To coincide with National Fall Prevention Awareness Week, Odello planned a week of free lectures, strengthening activities and handouts to better inform center participants of a problem that affects many older adults.
During a video presentation of compiled monologues where actors read stories about a time where they fell, titled “Falling”, recreational assistant Jhenzier Gordon discussed ways the seniors could prevent the falls and how to help themselves after an accident.
After a fall, “you should get to a chair, sit and check yourself,” Gordon said to the group.
“Stop and take a deep breath. It helps to prevent against shock. You might hurt a little, but hey, you can talk. You’re OK.”
In addition to the lectures and seminars, low-cost and no-cost exercise classes are offered most days of the week at the center or nearby parks. Stretch and strengthening classes require shifts in walls and room transformations to handle the capacity. The center recently started offering a chair yoga class and has seen packed classes full of happy attendees.

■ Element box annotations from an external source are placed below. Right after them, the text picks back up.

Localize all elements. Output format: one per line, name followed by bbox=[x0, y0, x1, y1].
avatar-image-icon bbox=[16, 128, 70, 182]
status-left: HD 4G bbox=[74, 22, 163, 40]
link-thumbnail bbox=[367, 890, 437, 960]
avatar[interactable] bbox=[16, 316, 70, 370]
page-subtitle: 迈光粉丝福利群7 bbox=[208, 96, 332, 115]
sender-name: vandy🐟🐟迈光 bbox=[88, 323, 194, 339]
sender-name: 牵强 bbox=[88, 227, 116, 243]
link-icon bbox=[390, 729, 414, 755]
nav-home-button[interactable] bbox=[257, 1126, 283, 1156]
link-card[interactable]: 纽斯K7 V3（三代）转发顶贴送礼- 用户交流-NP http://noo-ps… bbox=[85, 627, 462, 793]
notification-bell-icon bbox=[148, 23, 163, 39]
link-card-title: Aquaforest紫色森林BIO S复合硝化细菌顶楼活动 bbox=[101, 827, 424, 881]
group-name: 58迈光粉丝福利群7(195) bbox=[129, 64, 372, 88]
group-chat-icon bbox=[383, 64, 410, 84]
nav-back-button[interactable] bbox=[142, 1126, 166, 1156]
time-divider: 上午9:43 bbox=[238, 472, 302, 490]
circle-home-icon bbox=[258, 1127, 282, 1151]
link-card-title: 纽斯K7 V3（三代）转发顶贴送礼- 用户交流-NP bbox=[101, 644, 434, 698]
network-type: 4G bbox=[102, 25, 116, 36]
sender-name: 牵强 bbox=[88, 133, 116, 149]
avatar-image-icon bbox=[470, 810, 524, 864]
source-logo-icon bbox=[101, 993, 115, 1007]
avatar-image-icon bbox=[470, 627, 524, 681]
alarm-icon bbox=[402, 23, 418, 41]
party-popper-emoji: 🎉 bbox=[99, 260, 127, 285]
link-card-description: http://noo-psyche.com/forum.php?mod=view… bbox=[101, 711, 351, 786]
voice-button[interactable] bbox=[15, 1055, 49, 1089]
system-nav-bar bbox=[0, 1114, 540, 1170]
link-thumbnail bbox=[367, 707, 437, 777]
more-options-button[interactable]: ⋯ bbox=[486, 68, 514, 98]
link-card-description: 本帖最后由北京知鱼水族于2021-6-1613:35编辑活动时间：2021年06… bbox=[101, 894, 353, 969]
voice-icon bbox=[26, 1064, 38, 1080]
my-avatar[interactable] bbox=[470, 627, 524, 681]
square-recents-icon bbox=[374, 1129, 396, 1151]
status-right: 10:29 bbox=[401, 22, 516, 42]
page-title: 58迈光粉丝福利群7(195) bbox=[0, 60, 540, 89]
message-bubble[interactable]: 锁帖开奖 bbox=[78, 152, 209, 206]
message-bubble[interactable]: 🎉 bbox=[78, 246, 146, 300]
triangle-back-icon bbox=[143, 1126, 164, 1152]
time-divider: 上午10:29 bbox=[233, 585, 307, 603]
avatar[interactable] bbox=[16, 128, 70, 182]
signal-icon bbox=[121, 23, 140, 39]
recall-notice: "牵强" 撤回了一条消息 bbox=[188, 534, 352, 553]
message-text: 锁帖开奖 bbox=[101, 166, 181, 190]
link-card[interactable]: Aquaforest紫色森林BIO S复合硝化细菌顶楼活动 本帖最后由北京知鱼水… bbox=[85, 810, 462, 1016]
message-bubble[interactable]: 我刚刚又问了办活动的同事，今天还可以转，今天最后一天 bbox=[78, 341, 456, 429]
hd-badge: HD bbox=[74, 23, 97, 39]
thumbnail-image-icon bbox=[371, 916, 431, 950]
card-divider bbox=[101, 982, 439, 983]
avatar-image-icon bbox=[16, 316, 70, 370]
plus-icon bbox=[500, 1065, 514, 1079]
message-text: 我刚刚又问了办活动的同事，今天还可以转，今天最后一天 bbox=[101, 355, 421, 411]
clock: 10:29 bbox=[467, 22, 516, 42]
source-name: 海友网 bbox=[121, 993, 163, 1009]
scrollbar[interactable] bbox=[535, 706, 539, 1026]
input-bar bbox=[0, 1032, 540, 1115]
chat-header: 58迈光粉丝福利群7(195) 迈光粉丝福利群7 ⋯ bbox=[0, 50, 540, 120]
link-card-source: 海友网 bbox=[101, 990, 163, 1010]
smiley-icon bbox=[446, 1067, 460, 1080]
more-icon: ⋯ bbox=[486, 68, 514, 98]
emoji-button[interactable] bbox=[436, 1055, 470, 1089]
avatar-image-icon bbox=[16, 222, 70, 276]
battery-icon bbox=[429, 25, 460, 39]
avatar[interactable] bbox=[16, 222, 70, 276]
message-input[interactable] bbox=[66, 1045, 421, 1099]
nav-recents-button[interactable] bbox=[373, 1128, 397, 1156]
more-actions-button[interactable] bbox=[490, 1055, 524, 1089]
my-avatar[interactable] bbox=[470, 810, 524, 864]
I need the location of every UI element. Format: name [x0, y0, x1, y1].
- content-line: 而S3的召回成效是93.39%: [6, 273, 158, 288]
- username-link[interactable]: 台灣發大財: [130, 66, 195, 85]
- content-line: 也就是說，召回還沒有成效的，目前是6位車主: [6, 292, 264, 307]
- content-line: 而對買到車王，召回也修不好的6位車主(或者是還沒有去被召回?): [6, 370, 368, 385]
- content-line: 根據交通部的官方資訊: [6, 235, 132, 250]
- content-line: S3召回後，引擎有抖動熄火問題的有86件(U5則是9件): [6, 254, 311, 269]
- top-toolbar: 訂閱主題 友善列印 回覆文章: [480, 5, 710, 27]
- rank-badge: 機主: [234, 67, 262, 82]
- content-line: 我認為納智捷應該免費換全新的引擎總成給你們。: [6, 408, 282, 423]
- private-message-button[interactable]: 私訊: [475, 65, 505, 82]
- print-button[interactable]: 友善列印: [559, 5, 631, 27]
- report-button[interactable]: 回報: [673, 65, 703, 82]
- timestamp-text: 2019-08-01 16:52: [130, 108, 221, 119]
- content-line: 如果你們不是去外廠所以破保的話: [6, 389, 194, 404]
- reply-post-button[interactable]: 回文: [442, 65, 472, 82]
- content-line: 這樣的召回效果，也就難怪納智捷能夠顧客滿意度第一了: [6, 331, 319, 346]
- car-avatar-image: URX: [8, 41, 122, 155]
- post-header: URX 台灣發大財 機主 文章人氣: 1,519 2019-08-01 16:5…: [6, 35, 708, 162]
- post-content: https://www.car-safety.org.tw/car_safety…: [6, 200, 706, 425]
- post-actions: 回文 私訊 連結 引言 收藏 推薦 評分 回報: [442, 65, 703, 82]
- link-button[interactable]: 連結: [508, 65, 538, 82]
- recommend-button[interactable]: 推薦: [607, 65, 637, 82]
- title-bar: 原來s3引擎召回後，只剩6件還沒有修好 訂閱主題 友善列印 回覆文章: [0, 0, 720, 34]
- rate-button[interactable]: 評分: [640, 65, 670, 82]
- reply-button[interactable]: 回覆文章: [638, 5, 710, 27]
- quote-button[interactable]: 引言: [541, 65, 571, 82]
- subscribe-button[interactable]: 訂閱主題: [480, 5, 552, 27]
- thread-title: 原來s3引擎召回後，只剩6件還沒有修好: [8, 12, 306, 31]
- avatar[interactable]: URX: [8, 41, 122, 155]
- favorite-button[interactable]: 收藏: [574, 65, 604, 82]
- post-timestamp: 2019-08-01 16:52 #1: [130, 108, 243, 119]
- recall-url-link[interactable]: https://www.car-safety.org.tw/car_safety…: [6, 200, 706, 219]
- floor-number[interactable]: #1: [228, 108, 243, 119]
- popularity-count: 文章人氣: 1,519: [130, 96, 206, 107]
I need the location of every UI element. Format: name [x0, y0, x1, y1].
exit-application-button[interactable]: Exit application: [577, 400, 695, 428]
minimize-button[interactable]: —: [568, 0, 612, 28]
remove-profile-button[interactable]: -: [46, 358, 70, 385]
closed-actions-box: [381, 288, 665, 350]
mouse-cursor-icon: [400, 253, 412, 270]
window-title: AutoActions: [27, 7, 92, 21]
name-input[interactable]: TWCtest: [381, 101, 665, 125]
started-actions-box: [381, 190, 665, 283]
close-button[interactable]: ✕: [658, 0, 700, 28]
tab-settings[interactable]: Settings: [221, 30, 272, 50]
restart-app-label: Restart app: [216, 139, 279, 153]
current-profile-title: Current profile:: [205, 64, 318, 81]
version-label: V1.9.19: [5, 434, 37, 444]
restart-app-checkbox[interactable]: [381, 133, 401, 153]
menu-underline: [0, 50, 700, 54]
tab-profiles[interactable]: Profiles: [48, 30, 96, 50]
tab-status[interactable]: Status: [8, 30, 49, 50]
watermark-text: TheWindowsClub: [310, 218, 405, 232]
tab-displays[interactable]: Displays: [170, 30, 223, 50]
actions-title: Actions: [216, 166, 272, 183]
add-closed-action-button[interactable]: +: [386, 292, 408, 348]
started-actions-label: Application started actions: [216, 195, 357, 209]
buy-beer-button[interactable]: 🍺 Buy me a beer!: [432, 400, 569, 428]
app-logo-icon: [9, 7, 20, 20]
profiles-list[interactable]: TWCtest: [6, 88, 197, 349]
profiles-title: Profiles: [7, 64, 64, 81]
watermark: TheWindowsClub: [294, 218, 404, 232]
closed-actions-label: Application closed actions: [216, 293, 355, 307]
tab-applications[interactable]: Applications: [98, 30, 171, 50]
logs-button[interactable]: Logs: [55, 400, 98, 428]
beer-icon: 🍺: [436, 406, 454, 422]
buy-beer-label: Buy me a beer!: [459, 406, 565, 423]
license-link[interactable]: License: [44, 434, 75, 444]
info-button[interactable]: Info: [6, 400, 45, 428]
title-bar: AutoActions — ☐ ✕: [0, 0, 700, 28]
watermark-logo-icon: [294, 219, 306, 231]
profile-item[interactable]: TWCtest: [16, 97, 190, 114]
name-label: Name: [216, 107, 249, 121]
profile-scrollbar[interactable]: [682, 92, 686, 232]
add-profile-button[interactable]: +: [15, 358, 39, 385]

“You just have to check out the chair yoga,” Senior Center regular Marsha Mous said. “I’m so grateful for them. It’s not just a physical but also a mental thing here. I feel so connected. Its so great here, so fun.”
For the less flexible crowds, computer, cellphone and finance classes are offered weekly as well as writing courses to pique your inner-author.
Author Louise Cabral has worked at the center for roughly two years and dedicates a few hours per week teaching a class based around her book “Life Writing,” where students visualize and write about different stages of their lives.
“I believe in the power of the written word,” Cabral said. “Communicating by speech is very important and that’s how we reach one another. You try to touch the depths of your feelings.”
Off-site excursions are planned in advance and cost extra. Open spots for museum adventures and food tours throughout Los Angeles are already filling up quickly.
The center also offers $1 dial-a-ride program where participants can safely ride to the center for classes or seminars.
“The classes are just excellent,” center visitor and 45-year Malibu resident Mary Glavin said. “Everybody here is so friendly and helpful and they all know your name.”
After all, sometimes you want to go where everybody knows your name.